The results were presented November 18 at the 2014 American College of Rheumatology annual meeting in Boston.
Fibromyalgia is a multi-symptom disorder involving widespread pain, fatigue, headaches, sleep problems, mood changes, and the inability to concentrate. Its cause is unknown. According to the National Fibromyalgia Association, an estimated 3% to 6% of people worldwide have the condition —10 million people in the U.S. alone.
The 16-week study evaluated the efficacy and safety of IMC-1 in 143 fibromyalgia patients at 12 U.S. clinics. The patients received either IMC-1 or placebo.
It has been theorized that chronic tissue-resident herpes virus may be an underlying cause of fibromyalgia. IMC-1 represents a novel treatment approach by combining an anti-herpes virus nucleoside analog (famciclovir) with the anti-herpes virus activity exhibited by the cyclooxygenase-2 (COX-2) inhibitor celecoxib.
Patients rated their pain over the course of the study using a 0-to-10 numeric rating scale, with the study’s primary endpoint being the reduction in average pain from baseline to week 16. Pain measured on both a 24-hour and 7-day recall basis met statistical significance, with the 7-day recall data achieving high statistical significance (P = 0.001). Other therapeutic domains that showed statistical significance included the Patient Global Impression of Change (PGIC); all three Revised Fibromyalgia Impact Questionnaire (FIQ-R) domains; 30% and 50% pain-reduction responder analysis; and the NIH PROMIS fatigue instrument.

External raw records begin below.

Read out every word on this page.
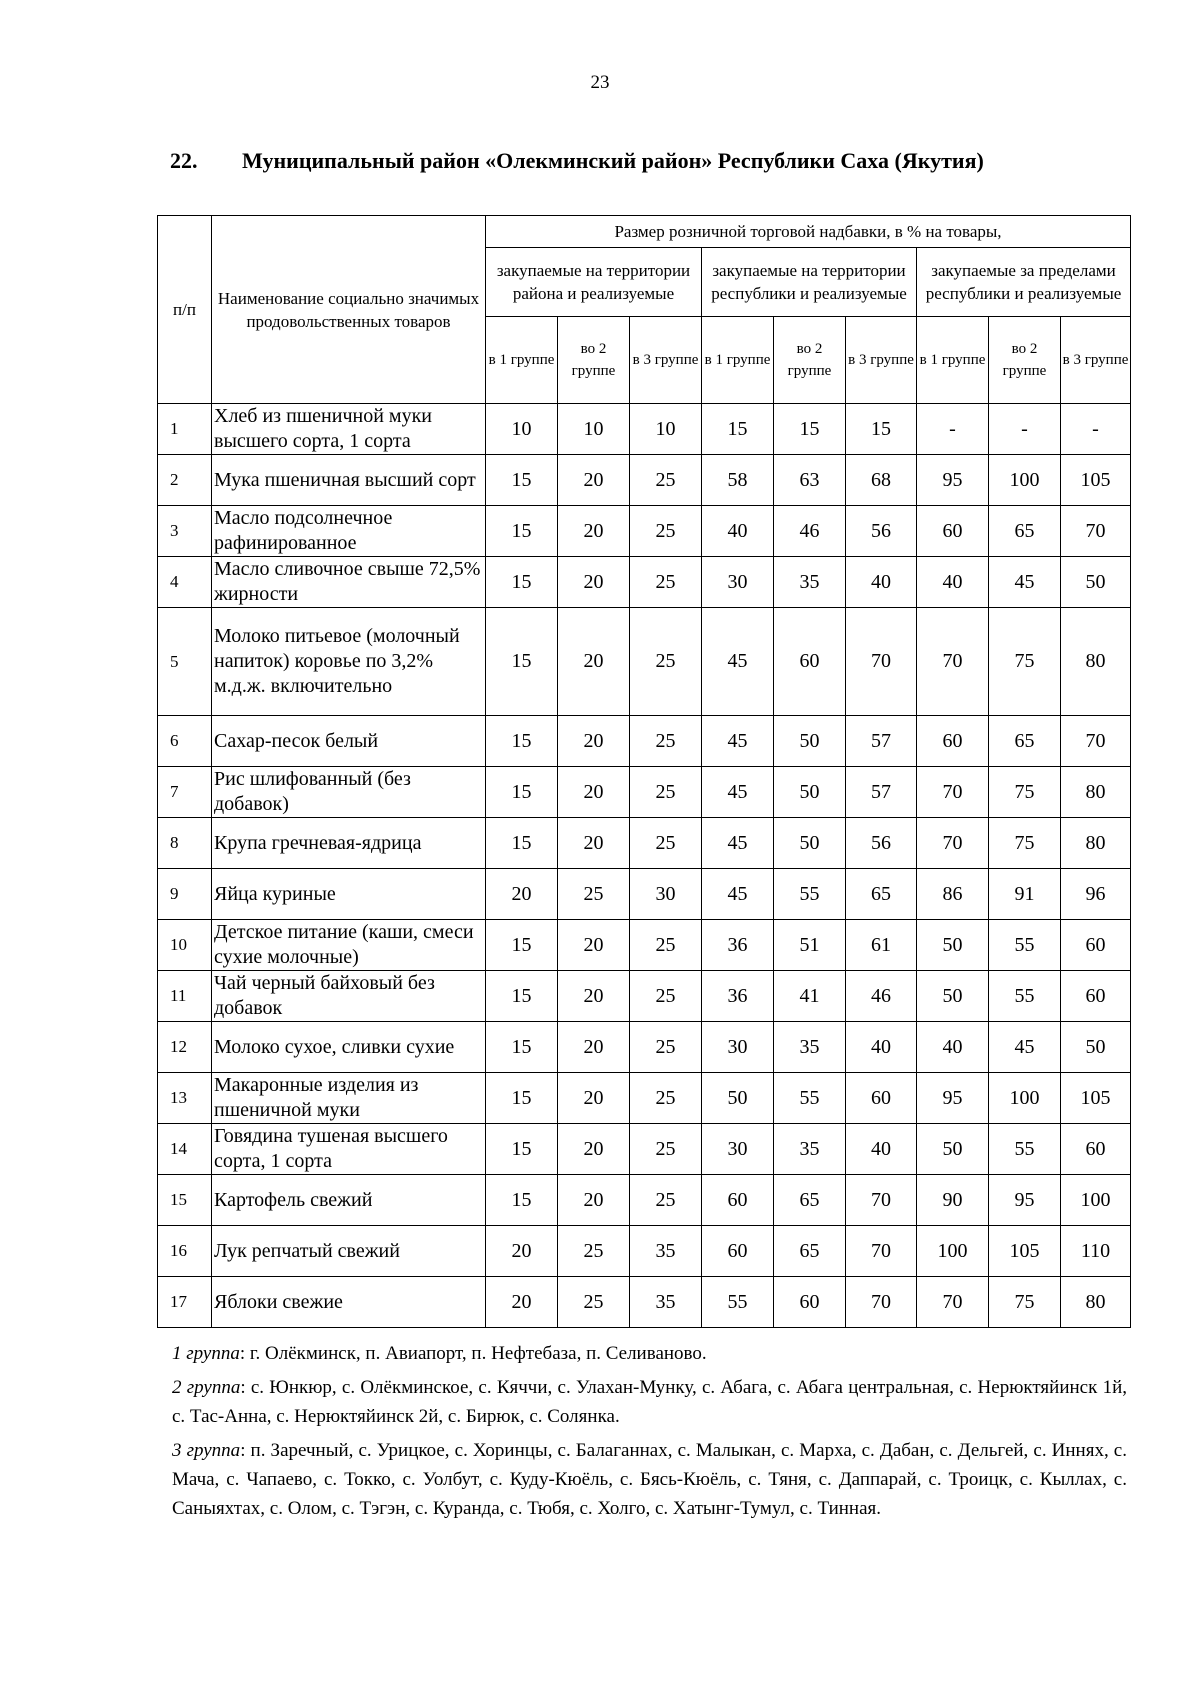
23
22. Муниципальный район «Олекминский район» Республики Саха (Якутия)
п/п	Наименование социально значимых продовольственных товаров	Размер розничной торговой надбавки, в % на товары,								
		закупаемые на территории района и реализуемые			закупаемые на территории республики и реализуемые			закупаемые за пределами республики и реализуемые		
		в 1 группе	во 2 группе	в 3 группе	в 1 группе	во 2 группе	в 3 группе	в 1 группе	во 2 группе	в 3 группе
1	Хлеб из пшеничной муки высшего сорта, 1 сорта	10	10	10	15	15	15	-	-	-
2	Мука пшеничная высший сорт	15	20	25	58	63	68	95	100	105
3	Масло подсолнечное рафинированное	15	20	25	40	46	56	60	65	70
4	Масло сливочное свыше 72,5% жирности	15	20	25	30	35	40	40	45	50
5	Молоко питьевое (молочный напиток) коровье по 3,2% м.д.ж. включительно	15	20	25	45	60	70	70	75	80
6	Сахар-песок белый	15	20	25	45	50	57	60	65	70
7	Рис шлифованный (без добавок)	15	20	25	45	50	57	70	75	80
8	Крупа гречневая-ядрица	15	20	25	45	50	56	70	75	80
9	Яйца куриные	20	25	30	45	55	65	86	91	96
10	Детское питание (каши, смеси сухие молочные)	15	20	25	36	51	61	50	55	60
11	Чай черный байховый без добавок	15	20	25	36	41	46	50	55	60
12	Молоко сухое, сливки сухие	15	20	25	30	35	40	40	45	50
13	Макаронные изделия из пшеничной муки	15	20	25	50	55	60	95	100	105
14	Говядина тушеная высшего сорта, 1 сорта	15	20	25	30	35	40	50	55	60
15	Картофель свежий	15	20	25	60	65	70	90	95	100
16	Лук репчатый свежий	20	25	35	60	65	70	100	105	110
17	Яблоки свежие	20	25	35	55	60	70	70	75	80

1 группа: г. Олёкминск, п. Авиапорт, п. Нефтебаза, п. Селиваново.

2 группа: с. Юнкюр, с. Олёкминское, с. Кяччи, с. Улахан-Мунку, с. Абага, с. Абага центральная, с. Нерюктяйинск 1й, с. Тас-Анна, с. Нерюктяйинск 2й, с. Бирюк, с. Солянка.

3 группа: п. Заречный, с. Урицкое, с. Хоринцы, с. Балаганнах, с. Малыкан, с. Марха, с. Дабан, с. Дельгей, с. Иннях, с. Мача, с. Чапаево, с. Токко, с. Уолбут, с. Куду-Кюёль, с. Бясь-Кюёль, с. Тяня, с. Даппарай, с. Троицк, с. Кыллах, с. Саныяхтах, с. Олом, с. Тэгэн, с. Куранда, с. Тюбя, с. Холго, с. Хатынг-Тумул, с. Тинная.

The study also showed a lower discontinuation rate among patients in the IMC-1 arm compared with those in the placebo arm, with 82.6% of patients treated with IMC-1 completing the full 16 weeks of therapy compared with 60.8% of patients given placebo. The discontinuation rate due to adverse events was almost three times lower for patients in the IMC-1 group than for those in the placebo group (5.8% vs. 16.2%, respectively; P = 0.012). While 41% of patients receiving placebo used rescue medication, only 25% of those in the IMC-1 group required such medication (P = 0.037).